The long-term results including OS, DFS, and recurrence could be directly used to evaluate the effects of surgical procedures. In this study, different types of survival were similar between LG and OG. The 1-, 3-, and 5-year OS and 3- and 5-year DFS were comparable, indicating the treatment effects of LG at least were not inferior to OG. Interestingly, less recurrence was observed in LG, which contradicted the results of a former meta-analysis [113], and we believed this difference might be attributed to the studies included for analysis. The presented study included several recently published trials and also excluded some studies with both EGC and AGC patients, which enlarged the case pool and eliminated confounding bias at the same time. Port-site metastasis is proposed to be one disadvantage of laparoscopic surgery and could occur in different kinds of malignant cancers [114]; moreover, port-site metastasis might indicate a harbinger of progressive disease [115]. Although it occurred rarely in LG for EGCs, the incidence of port-site metastasis after LG in AGCs is largely unknown [116]. In this meta-analysis, only two studies reported port-site metastasis [66, 73]. This type of complication could be avoided if surgeons would carefully perform LG with standard laparoscopic procedures, minimize tumor touch, and protect the incision with a plastic bag during tumor extraction [117].

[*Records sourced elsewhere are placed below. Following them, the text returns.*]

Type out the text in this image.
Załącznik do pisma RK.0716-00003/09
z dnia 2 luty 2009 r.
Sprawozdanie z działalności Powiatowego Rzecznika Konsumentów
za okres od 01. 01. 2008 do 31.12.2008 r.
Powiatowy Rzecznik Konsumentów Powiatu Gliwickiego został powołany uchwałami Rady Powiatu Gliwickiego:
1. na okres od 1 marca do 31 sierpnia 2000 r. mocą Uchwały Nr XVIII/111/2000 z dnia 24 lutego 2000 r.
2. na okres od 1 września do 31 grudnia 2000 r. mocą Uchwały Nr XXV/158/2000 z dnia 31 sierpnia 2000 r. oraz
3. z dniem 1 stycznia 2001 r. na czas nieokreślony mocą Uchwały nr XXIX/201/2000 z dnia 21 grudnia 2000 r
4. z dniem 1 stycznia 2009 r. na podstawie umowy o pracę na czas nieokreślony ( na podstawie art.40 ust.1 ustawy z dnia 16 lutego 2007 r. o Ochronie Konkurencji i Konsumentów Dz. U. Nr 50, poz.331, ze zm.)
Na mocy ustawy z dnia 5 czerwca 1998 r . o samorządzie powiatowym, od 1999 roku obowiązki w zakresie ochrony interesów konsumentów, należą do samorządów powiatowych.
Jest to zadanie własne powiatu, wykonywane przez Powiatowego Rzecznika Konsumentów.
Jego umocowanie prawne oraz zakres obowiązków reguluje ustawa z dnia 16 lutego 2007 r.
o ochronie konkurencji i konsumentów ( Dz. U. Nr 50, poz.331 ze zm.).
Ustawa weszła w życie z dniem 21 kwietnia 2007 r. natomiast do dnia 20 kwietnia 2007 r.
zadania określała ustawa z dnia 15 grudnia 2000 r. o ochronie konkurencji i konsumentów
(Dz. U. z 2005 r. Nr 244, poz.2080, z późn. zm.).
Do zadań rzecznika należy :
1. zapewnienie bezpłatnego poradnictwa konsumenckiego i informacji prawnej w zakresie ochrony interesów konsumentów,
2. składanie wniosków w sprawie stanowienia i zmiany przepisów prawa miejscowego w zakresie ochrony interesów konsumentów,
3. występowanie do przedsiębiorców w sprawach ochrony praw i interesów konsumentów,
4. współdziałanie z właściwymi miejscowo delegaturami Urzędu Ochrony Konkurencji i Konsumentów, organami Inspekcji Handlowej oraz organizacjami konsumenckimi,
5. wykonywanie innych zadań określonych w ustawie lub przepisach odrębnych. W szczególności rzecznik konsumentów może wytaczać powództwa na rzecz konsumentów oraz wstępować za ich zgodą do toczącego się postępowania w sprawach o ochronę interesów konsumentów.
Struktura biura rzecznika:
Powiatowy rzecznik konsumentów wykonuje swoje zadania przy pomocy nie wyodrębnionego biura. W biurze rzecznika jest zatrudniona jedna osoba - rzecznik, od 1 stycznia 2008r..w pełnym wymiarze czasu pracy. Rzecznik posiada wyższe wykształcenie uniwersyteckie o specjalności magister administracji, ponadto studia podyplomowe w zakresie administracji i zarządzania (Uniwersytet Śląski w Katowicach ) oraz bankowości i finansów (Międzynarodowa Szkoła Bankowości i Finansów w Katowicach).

Some limitations exist that should not be neglected when interpreting the conclusions of this study. First, most studies included in this meta-analysis were performed retrospectively whereas only one prospective RCT was included. Generally, RCTs are much more suitable than other types of trials for meta-analysis; with only one RCT included in this meta-analysis, the quality and confidence level might be questioned. Second, there was no analysis of survival based on chemoradiotherapy status. It is well known that chemoradiotherapy following surgery is the standard treatment for AGC patients; thus, the long-term follow-up results of LG and OG could be better evaluated if patients were stratified by chemoradiotherapy status or modality. Third, the case volumes of the included studies varied greatly, which could significantly affect the results of surgical procedures and lead to high heterogeneity among studies. In such a case, comparisons of surgical results would be influenced by surgeons’ experience. Future trials with prospective design and multi-center participation are needed.

Conclusively, the current study presented convincing evidence to show that LG could achieve comparable results with OG for AGC patients in terms of short- and long-term effects. Moreover, LG demonstrated some advantages over OG, including faster recovery and shorter hospitalization time. Although ongoing RCTs have not yielded clear answers on this issue up to now, based on the results of this and other former meta-analyses, as well as previous trials, we believe AGC could be safely treated with LG by experienced surgeons under standard laparoscopic principles.